Selected Recent Publications

  • Markens, Susan, Elizabeth Mitchell Armstrong and Miranda R. Waggoner.  2020. Introduction: 
  • Reproduction Through the Lens of Medical Sociology.  In Reproduction, Health, and Medicine. Advances in Medical Sociology Series. Edited by Elizabeth Mitchell Armstrong, Susan Markens, and Miranda R. Waggoner. London: Emerald Group Publishing Ltd.
  • Markens, Susan. 2017. “I’m Not Sure If They Speak to Everyone About This Option”: 
    Analyzing Disparate Access To and Use of Genetic Health Services in the U.S. From The Perspective of Genetic Counselors.  Critical Public Health 27 (1): 111-124. 
  • Markens, Susan. 2016.  Third-Party Reproductive Practices: Legislative Inertia and the Need for Empirical Data.  Journal of Law and the Biosciences, doi: 10.1093/jlb/lsw040 
  • Markens, Susan. 2013. “Is This Something You Want?”: Genetic Counselors’ Accounts of their Role in Prenatal Decision Making.  Sociological Forum 28 (3): 431-451 (lead article). 
  • Markens, Susan.  2013. “It Just Becomes Much More Complicated”: Genetic Counselors’ Views    About Genetics and Prenatal Testing.  New Genetics & Society 32 (3): 302-321.  
  • Markens, Susan.  2012.  The Global Reproductive Health Market: U.S. Media Framings and Public Discourses About Transnational Surrogacy.  Social Science & Medicine(Special Issue on Gender & Health) 74 (11): 1745-1753. 

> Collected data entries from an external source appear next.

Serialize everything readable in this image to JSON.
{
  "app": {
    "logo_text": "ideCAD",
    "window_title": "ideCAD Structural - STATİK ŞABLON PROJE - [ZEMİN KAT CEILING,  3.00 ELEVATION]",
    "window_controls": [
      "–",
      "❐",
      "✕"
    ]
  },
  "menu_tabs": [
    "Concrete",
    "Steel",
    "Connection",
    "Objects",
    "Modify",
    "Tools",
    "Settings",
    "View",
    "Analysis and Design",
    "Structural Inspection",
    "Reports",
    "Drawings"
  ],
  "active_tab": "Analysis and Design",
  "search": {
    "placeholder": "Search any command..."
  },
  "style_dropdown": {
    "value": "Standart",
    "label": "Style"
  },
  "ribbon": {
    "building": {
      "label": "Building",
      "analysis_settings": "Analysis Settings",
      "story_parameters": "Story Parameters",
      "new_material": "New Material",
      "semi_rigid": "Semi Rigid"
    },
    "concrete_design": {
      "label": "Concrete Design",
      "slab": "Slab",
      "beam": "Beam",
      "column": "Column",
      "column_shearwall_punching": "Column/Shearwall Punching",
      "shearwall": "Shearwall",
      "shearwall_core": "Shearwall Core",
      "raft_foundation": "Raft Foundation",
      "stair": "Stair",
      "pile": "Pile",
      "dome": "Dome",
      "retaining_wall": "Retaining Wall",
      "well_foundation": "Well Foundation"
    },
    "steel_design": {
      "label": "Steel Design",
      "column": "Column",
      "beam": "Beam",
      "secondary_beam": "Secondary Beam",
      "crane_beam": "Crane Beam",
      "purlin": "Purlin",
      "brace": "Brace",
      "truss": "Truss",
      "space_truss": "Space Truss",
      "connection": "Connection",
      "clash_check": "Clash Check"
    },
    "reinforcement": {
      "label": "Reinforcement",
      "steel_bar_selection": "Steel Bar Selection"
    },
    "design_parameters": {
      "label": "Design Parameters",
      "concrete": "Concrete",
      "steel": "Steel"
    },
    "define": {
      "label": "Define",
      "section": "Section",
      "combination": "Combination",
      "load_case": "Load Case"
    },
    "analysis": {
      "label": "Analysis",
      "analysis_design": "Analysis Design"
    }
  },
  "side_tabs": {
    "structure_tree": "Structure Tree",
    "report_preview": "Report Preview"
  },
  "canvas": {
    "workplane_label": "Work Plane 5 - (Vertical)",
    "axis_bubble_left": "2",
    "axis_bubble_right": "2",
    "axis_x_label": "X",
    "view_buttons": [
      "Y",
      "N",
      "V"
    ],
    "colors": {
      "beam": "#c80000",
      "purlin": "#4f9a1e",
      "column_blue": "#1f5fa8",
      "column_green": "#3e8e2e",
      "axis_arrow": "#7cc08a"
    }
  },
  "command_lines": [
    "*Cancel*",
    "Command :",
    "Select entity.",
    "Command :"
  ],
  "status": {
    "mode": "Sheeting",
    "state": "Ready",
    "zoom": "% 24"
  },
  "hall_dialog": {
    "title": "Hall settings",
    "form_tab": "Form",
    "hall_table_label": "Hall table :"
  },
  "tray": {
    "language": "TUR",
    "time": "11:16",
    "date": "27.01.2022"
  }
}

  • Markens, Susan.  2010/2011.  Interrogating Narratives about the Global Surrogacy Market.  The Scholar & Feminist Online, Special Issue “Critical Conceptions: Technologies, Justice, and the Global Reproduction Market.”  9(1)-9(2): http://www.barnard.edu/sfonline/reprotech/print_markens.htm 
  • Markens, Susan, C.H. Browner and H. Mabel Preloran. 2010.  Interrogating the Dynamics between Power, Knowledge and Pregnant Bodies in Amniocentesis Decision-Making.  Sociology of Health & Illness 32 (1): 37-56.